- Timtig Location in Morocco
- Coordinates: 30°16′48″N 5°43′48″W﻿ / ﻿30.28000°N 5.73000°W
- Country: Morocco
- Region: Drâa-Tafilalet
- Province: Zagora

Population (2014)
- • Total: 2,560
- Time zone: UTC+0 (WET)
- • Summer (DST): UTC+1 (WEST)

= Timtig =

Timtig (تمتيك) is a historical village in southeast Morocco which is part of the rural commune of Tamegroute. Its territory is located on the left bank of Oued Draa, 12 km west of the town of Zagora and 7 km east of Tamegroute.

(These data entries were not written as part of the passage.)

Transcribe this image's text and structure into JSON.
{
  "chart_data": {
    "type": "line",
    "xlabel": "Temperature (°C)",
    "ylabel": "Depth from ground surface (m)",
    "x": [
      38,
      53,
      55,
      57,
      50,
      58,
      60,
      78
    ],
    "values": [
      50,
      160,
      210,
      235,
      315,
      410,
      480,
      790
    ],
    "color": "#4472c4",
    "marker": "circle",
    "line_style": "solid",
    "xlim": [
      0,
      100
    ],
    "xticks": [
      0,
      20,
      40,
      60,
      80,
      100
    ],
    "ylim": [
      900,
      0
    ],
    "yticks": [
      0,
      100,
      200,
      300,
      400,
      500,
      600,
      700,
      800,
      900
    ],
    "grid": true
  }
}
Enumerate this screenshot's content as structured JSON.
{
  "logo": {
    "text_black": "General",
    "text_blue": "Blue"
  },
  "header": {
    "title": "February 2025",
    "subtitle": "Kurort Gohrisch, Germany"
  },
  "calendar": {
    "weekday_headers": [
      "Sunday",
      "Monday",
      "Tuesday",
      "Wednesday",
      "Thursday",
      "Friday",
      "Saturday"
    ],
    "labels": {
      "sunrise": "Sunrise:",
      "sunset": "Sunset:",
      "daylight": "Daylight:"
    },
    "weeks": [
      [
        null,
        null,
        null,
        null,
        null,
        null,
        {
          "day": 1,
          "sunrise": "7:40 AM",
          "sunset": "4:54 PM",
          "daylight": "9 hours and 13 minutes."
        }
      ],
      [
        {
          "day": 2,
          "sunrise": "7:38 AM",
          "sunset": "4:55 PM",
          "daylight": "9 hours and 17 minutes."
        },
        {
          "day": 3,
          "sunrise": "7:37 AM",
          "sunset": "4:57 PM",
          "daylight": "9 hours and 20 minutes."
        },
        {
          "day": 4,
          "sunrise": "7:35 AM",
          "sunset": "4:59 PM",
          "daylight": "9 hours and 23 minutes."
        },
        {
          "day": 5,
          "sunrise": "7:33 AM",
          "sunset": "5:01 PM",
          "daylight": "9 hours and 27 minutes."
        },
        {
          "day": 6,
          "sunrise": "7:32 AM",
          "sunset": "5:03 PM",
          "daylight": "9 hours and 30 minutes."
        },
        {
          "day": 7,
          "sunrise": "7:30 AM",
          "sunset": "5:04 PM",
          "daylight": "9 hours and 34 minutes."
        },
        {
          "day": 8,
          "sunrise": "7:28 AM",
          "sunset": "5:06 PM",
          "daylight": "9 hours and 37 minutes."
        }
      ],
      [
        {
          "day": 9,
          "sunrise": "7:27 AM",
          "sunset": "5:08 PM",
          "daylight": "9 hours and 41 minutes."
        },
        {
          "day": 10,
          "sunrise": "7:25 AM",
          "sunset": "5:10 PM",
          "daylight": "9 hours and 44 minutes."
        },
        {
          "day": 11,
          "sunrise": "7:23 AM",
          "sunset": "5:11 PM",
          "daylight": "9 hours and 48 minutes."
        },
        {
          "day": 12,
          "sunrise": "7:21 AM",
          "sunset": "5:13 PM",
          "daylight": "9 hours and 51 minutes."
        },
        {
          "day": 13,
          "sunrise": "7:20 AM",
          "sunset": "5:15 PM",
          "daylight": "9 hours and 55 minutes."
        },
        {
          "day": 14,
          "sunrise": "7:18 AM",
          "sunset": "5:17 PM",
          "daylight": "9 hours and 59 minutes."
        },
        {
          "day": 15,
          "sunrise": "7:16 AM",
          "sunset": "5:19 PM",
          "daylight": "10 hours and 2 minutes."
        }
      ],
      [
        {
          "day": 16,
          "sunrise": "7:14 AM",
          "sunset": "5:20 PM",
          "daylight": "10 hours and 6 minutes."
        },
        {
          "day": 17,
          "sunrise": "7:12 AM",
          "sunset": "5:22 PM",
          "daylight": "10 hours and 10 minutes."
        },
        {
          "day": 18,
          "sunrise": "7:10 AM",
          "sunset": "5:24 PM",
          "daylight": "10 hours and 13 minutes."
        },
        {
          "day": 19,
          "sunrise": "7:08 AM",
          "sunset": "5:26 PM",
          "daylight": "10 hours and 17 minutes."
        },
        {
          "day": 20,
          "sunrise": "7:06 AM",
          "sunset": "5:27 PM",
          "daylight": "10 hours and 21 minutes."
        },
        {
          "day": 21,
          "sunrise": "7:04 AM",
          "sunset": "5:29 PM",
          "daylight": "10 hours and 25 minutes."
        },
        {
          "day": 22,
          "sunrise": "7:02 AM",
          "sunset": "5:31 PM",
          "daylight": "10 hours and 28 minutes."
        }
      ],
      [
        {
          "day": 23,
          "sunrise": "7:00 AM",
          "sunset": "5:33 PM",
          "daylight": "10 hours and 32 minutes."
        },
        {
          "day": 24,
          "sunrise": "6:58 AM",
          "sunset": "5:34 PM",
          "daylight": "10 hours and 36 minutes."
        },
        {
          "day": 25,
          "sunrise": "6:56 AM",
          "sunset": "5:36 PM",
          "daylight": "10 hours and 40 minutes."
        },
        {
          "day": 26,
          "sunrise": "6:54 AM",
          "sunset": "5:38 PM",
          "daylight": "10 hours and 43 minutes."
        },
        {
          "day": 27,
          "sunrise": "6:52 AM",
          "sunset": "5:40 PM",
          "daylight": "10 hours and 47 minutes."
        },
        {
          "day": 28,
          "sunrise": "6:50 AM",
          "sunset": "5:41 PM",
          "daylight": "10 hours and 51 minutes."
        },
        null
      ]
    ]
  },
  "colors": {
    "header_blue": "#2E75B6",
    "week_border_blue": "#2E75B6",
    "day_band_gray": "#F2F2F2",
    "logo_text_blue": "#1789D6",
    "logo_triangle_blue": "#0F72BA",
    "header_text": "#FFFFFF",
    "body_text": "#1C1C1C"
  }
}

Timtig is a set of five ksours, listed as architectural heritage of Morocco, Otto Kölbl et al. (2007). The principal being Timtig Lahdab which accounts for more than the half of the population. The others are Louastaniya, Ait Boulkhlat, Ait Beloualid and Ait Moulay Lakbir.

==Climate==
Timtig has a hot desert climate (Koppen classification BWH) typical of the Moroccan desert with long summers, hot and short winters, pleasantly warm. The climate is very dry all year, since the average annual rainfall is about 61 mm. In summer, the heat is extreme and the average temperatures are consistently above 40 °C between late May and mid September. In winter the average maximum temperatures remain above 20 °C but the average minimum temperatures down to about 4 °C overnight. The sky is clear and bright all year and overcast days are very rare.

==Economy==
Oasis agriculture and remittances from migrant workers to big cities and cattle breeding.